The most obvious means of social control, in a discontented society, is a strong, semi-militarized police force. Most of the periphery has been managed by such means for centuries. This was obvious to elite planners in the West, was adopted as policy, and has now been largely implemented. Urban and suburban ghettos–where the adverse consequences of neoliberalism are currently most concentrated–have literally become occupied territories, where police beatings and unjustified shootings are commonplace.

So that the beefed-up police force could maintain control in conditions of mass unrest, elite planners also realized that much of the Bill of Rights would need to be neutralized. (This is not surprising, given that the Bill’s authors had just lived through a revolution and were seeking to ensure that future generations would have the means to organize and overthrow any oppressive future government.) The rights-neutralization project has been largely implemented, as exemplified by armed midnight raids, outrageous search-and-seizure practices, overly broad conspiracy laws, wholesale invasion of privacy, massive incarceration, and the rise of prison slave labor (2) . The Rubicon has been crossed–the techniques of oppression long common in the empire’s periphery are being imported to the core.
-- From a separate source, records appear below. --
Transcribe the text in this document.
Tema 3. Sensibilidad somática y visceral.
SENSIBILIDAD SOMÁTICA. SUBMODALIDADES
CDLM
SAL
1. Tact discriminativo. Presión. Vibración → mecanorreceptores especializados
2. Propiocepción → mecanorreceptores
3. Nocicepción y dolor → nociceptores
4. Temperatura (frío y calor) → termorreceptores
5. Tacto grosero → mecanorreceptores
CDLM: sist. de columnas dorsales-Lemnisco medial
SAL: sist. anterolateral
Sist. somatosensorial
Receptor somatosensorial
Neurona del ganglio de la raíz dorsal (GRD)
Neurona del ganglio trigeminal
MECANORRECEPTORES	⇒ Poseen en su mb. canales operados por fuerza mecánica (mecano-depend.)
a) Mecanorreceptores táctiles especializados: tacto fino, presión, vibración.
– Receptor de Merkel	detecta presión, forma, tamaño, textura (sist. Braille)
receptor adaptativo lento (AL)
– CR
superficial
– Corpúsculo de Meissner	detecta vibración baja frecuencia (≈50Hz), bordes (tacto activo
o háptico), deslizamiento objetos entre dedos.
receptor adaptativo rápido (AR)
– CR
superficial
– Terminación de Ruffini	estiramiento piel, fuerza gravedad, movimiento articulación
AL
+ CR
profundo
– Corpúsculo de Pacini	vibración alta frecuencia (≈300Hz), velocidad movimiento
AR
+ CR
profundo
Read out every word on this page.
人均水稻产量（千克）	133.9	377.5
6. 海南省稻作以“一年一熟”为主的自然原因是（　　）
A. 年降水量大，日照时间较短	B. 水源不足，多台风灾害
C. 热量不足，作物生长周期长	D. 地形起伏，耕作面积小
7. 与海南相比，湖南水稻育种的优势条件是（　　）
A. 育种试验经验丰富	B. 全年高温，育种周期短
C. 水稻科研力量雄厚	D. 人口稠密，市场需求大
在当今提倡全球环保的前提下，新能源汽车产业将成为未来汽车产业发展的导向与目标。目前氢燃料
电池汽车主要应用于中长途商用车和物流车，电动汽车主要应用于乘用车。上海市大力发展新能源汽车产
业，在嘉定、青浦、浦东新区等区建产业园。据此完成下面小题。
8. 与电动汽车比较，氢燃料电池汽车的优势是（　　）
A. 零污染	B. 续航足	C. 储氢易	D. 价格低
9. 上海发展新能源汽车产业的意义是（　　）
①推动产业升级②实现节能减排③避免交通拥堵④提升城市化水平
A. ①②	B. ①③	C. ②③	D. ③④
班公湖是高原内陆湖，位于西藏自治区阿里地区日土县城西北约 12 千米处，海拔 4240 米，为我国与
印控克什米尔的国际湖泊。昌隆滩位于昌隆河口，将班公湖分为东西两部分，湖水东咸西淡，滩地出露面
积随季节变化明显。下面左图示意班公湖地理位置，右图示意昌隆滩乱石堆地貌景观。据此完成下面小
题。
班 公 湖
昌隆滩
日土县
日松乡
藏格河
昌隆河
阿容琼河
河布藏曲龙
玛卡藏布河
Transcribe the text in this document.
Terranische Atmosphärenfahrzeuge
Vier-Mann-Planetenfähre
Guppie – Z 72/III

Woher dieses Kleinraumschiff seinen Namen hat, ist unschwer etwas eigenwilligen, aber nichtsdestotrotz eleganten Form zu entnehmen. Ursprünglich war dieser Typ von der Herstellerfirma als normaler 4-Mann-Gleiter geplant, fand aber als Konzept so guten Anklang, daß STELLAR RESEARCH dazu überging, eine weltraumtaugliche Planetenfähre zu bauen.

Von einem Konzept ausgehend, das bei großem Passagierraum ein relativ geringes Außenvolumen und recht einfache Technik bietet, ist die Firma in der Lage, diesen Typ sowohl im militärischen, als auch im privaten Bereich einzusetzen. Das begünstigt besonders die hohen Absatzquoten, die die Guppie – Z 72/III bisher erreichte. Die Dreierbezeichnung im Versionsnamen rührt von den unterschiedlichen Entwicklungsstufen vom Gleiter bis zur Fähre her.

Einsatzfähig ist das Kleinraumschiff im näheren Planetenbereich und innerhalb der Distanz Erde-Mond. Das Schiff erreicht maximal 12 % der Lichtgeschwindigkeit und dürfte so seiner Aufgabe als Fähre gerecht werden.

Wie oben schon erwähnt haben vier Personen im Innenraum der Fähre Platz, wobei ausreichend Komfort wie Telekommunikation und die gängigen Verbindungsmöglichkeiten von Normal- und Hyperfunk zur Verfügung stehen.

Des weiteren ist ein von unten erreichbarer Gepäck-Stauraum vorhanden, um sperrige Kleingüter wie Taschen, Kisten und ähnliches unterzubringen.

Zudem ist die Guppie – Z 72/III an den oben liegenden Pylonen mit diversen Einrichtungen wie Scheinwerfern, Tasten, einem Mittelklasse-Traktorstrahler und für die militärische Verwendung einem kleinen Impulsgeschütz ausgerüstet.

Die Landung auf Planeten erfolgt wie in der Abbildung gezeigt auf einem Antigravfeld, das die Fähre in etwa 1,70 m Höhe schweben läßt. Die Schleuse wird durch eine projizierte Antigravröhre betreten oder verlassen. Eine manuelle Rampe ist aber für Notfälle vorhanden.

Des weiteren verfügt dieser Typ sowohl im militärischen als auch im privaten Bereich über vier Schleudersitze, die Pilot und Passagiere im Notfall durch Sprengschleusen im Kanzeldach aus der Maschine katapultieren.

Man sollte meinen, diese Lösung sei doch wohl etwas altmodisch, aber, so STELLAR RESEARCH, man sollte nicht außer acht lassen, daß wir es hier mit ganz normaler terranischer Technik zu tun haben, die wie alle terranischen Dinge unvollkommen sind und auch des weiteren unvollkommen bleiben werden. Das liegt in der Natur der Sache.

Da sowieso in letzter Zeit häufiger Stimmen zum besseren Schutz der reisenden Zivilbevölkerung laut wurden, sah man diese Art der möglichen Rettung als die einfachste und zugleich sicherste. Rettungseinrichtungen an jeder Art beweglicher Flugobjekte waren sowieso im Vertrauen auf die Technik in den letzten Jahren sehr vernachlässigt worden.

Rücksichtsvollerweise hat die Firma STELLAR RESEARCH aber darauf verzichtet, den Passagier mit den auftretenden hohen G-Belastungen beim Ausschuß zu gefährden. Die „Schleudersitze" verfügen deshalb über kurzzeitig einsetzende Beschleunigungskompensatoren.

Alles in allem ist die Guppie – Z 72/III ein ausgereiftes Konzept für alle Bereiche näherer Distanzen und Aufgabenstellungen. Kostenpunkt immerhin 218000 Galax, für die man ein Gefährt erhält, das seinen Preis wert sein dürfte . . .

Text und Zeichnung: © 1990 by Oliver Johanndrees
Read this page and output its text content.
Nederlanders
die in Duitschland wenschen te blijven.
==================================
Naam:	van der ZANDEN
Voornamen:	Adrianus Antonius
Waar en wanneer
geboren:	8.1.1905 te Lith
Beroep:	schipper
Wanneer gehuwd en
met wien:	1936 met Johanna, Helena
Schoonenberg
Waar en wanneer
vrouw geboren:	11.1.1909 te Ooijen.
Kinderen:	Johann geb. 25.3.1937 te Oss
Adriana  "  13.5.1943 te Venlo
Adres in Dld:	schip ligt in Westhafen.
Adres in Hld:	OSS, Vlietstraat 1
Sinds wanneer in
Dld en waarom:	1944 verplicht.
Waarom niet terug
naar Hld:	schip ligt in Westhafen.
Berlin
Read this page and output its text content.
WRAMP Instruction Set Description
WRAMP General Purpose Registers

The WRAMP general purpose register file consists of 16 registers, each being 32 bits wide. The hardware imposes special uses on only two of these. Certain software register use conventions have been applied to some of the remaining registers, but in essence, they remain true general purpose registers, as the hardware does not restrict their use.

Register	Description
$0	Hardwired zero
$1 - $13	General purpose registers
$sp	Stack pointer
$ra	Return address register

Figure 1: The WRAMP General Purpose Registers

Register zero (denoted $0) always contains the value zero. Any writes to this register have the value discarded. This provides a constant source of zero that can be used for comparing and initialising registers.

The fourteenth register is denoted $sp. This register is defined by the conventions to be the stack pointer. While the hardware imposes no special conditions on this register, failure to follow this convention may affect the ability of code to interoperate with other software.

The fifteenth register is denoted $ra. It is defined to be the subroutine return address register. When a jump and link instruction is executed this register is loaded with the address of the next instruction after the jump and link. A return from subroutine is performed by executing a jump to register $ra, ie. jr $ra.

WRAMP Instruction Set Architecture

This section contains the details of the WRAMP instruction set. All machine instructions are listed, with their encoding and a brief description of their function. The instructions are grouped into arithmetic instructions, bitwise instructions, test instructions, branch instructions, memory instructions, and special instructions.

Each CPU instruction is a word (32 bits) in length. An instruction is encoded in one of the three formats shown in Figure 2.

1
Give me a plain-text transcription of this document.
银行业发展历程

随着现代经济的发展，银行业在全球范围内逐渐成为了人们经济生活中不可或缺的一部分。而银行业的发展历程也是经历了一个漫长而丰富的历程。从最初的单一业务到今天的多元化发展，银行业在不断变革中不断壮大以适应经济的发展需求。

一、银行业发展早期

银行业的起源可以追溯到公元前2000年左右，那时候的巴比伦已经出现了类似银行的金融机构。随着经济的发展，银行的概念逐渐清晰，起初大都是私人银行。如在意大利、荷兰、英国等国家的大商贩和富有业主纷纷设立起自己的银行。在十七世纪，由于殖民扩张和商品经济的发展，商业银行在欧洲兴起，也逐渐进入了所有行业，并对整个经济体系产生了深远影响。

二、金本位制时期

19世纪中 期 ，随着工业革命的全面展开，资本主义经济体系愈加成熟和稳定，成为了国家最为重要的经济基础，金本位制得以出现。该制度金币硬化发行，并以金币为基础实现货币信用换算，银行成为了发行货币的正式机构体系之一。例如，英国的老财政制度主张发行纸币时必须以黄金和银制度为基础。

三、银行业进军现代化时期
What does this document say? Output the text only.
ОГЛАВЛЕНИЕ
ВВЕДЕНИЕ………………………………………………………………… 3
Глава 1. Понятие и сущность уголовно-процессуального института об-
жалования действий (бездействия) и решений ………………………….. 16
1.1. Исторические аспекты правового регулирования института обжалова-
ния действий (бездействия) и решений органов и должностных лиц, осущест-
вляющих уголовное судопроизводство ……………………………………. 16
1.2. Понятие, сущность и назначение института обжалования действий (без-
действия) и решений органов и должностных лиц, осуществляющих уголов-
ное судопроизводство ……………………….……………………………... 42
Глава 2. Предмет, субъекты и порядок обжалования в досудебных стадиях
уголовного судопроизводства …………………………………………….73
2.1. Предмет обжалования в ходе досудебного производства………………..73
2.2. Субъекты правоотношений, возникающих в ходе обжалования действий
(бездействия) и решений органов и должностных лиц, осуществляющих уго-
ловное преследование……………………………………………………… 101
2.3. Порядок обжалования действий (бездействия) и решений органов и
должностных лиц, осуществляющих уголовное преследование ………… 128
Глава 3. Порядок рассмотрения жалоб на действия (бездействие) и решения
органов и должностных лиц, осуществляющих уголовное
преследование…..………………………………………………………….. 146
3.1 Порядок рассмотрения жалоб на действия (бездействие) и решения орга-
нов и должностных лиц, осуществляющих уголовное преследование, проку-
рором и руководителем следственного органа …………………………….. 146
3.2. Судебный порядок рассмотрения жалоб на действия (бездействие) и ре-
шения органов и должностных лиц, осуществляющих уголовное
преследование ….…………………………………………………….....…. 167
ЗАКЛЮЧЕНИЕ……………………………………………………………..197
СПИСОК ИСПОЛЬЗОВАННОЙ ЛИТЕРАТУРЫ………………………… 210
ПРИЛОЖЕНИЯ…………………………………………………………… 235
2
In the matrix, the genre of the TV or movie police drama has served to create a reality in which “rights” are a joke, the accused are despicable sociopaths, and no criminal is ever brought to justice until some noble cop or prosecutor bends the rules a bit. Government officials bolster the construct by declaring “wars” on crime and drugs; the noble cops are fighting a war out there in the streets–and you can’t win a war without using your enemy’s dirty tricks. The CIA plays its role by managing the international drug trade and making sure that ghetto drug dealers are well supplied. In this way, the American public has been led to accept the means of its own suppression.

In the prosperous postwar years, consensus politics served to manage the population. Under neoliberalism, programmed factionalism has become the front-line defense–the matrix version of divide and rule.

The covert guiding of various social movements has proven to be one of the most effective means of programming factions and stirring them against one another. Fundamentalist religious movements have been particularly useful. They have been used not only within the US, but also to maximize divisiveness in the Middle East and for other purposes throughout the empire. The collective energy and dedication of “true believers” makes them a potent political weapon that movement leaders can readily aim where needed. In the US that weapon has been used to promote censorship on the Internet, to attack the women’s movement, to support repressive legislation, and generally to bolster the ranks of what is called in the matrix the “right wing.”